Future governments must pass legislation to clarify how they will treat uninsured property owners after natural catastrophes, says the Insurance Council of New Zealand (ICNZ) in a statement yesterday after the government reached an out-of-court settlement on Tuesday with 16 uninsured Christchurch homeowners who had property in the residential red zone.

Under the settlement agreement, the government will pay the litigants 80% of the pre-earthquake value of their homes. All of them had already been paid 100% of the value of their land. The litigants are branded as the Quake Outcasts. Being zoned red means that the land has been so badly damaged by earthquakes it is unlikely that it can be rebuilt on for a prolonged period.

The government had resisted including uninsured properties in the red zone buy-out offer it made to 7,700 households, because of the the moral hazard involved. It believed doing so would penalise those who had paid for insurance. However, the litigants argued that the clearance of homes in the red zone had destroyed any value left in their properties and it was unfair for them not to be included in the offer.

Insurance Council Chief Executive Tim Grafton said: “The settlement in the Quake Outcasts case announced yesterday raises concerns that people may not insure their properties. While it is positive that the offer was for less than 100% of the property value to acknowledge the lack of insurance, there is still a moral hazard for the Crown because increased levels of government support in place of insurance will provide a greater incentive for people not to insure their property.”

To avoid this moral hazard, successive governments have supported the Earthquake Commission (EQC) Scheme, which provides insurance protection for events like earthquakes, landslips, volcanoes and tsunamis. The EQC Scheme attaches a levy on every insured property so if people don’t take out insurance they don’t get EQC cover.  

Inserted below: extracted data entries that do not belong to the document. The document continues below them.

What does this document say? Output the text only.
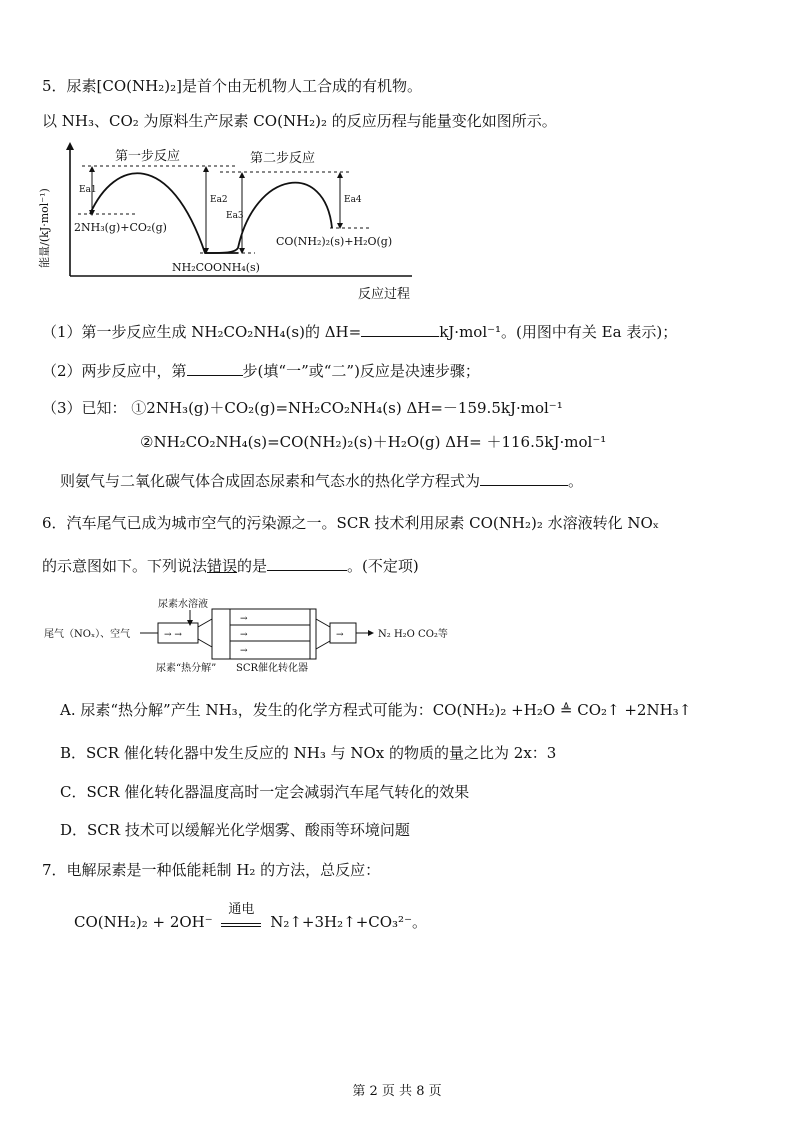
5．尿素[CO(NH₂)₂]是首个由无机物人工合成的有机物。
以 NH₃、CO₂ 为原料生产尿素 CO(NH₂)₂ 的反应历程与能量变化如图所示。
能量/(kJ·mol⁻¹)
反应过程
Ea1
Ea2
Ea3
Ea4
第一步反应	第二步反应
2NH₃(g)+CO₂(g)
NH₂COONH₄(s)
CO(NH₂)₂(s)+H₂O(g)
（1）第一步反应生成 NH₂CO₂NH₄(s)的 ΔH=	kJ·mol⁻¹。(用图中有关 Ea 表示)；
（2）两步反应中，第	步(填“一”或“二”)反应是决速步骤；
（3）已知： ①2NH₃(g)＋CO₂(g)=NH₂CO₂NH₄(s) ΔH=－159.5kJ·mol⁻¹
②NH₂CO₂NH₄(s)=CO(NH₂)₂(s)＋H₂O(g) ΔH= ＋116.5kJ·mol⁻¹
则氨气与二氧化碳气体合成固态尿素和气态水的热化学方程式为	。
6．汽车尾气已成为城市空气的污染源之一。SCR 技术利用尿素 CO(NH₂)₂ 水溶液转化 NOₓ
的示意图如下。下列说法错误的是	。(不定项)
尿素水溶液
尾气（NOₓ）、空气	→ →
→
→
→
→	N₂ H₂O CO₂等
尿素“热分解” SCR催化转化器
A. 尿素“热分解”产生 NH₃，发生的化学方程式可能为：CO(NH₂)₂ +H₂O ≜ CO₂↑ +2NH₃↑
B．SCR 催化转化器中发生反应的 NH₃ 与 NOx 的物质的量之比为 2x：3
C．SCR 催化转化器温度高时一定会减弱汽车尾气转化的效果
D．SCR 技术可以缓解光化学烟雾、酸雨等环境问题
7．电解尿素是一种低能耗制 H₂ 的方法，总反应：
CO(NH₂)₂ + 2OH⁻
通电
N₂↑+3H₂↑+CO₃²⁻。
第 2 页 共 8 页
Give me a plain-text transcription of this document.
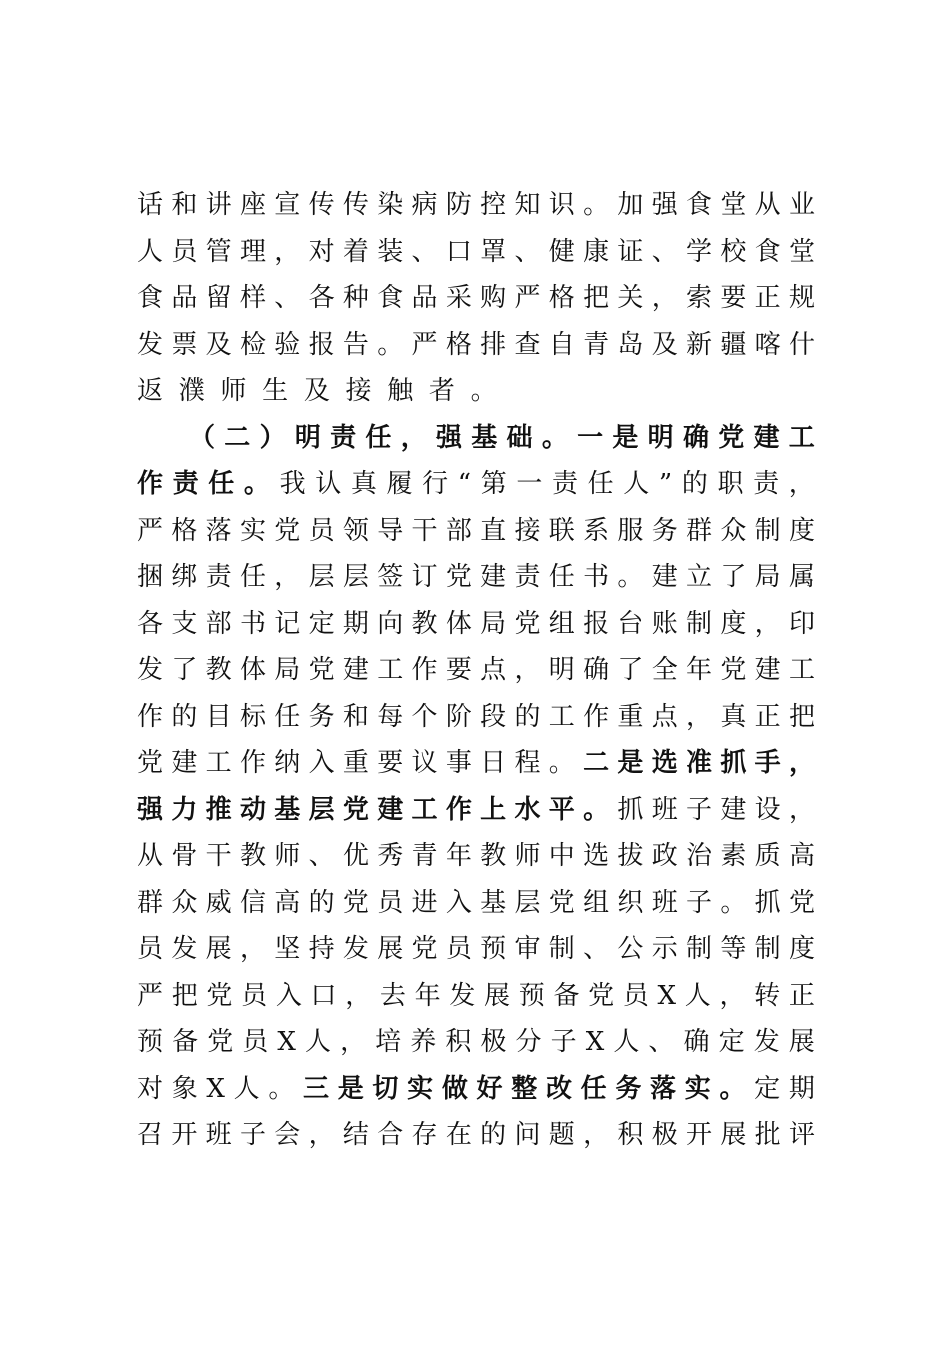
话 和 讲 座 宣 传 传 染 病 防 控 知 识 。 加 强 食 堂 从 业
人 员 管 理 ， 对 着 装 、 口 罩 、 健 康 证 、 学 校 食 堂
食 品 留 样 、 各 种 食 品 采 购 严 格 把 关 ， 索 要 正 规
发 票 及 检 验 报 告 。 严 格 排 查 自 青 岛 及 新 疆 喀 什
返 濮 师 生 及 接 触 者 。
（ 二 ） 明 责 任 ， 强 基 础 。 一 是 明 确 党 建 工
作 责 任 。 我 认 真 履 行 “ 第 一 责 任 人 ” 的 职 责 ，
严 格 落 实 党 员 领 导 干 部 直 接 联 系 服 务 群 众 制 度
捆 绑 责 任 ， 层 层 签 订 党 建 责 任 书 。 建 立 了 局 属
各 支 部 书 记 定 期 向 教 体 局 党 组 报 台 账 制 度 ， 印
发 了 教 体 局 党 建 工 作 要 点 ， 明 确 了 全 年 党 建 工
作 的 目 标 任 务 和 每 个 阶 段 的 工 作 重 点 ， 真 正 把
党 建 工 作 纳 入 重 要 议 事 日 程 。 二 是 选 准 抓 手 ，
强 力 推 动 基 层 党 建 工 作 上 水 平 。 抓 班 子 建 设 ，
从 骨 干 教 师 、 优 秀 青 年 教 师 中 选 拔 政 治 素 质 高
群 众 威 信 高 的 党 员 进 入 基 层 党 组 织 班 子 。 抓 党
员 发 展 ， 坚 持 发 展 党 员 预 审 制 、 公 示 制 等 制 度
严 把 党 员 入 口 ， 去 年 发 展 预 备 党 员 X 人 ， 转 正
预 备 党 员 X 人 ， 培 养 积 极 分 子 X 人 、 确 定 发 展
对 象 X 人 。 三 是 切 实 做 好 整 改 任 务 落 实 。 定 期
召 开 班 子 会 ， 结 合 存 在 的 问 题 ， 积 极 开 展 批 评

“It therefore makes no sense at all for the Crown to be stepping in to pay out to the uninsured. It simply isn’t fair on all those that take out insurance,” said Mr Grafton. 

“Clarity and certainty is required as to how the government treat the uninsured and in doing that they must avoid undermining the EQC Scheme and being unfair to those who insure themselves. Specific legislation is required and the current review of New Zealand’s natural disaster insurance scheme in the Earthquake Commission Act provides that opportunity,” he said.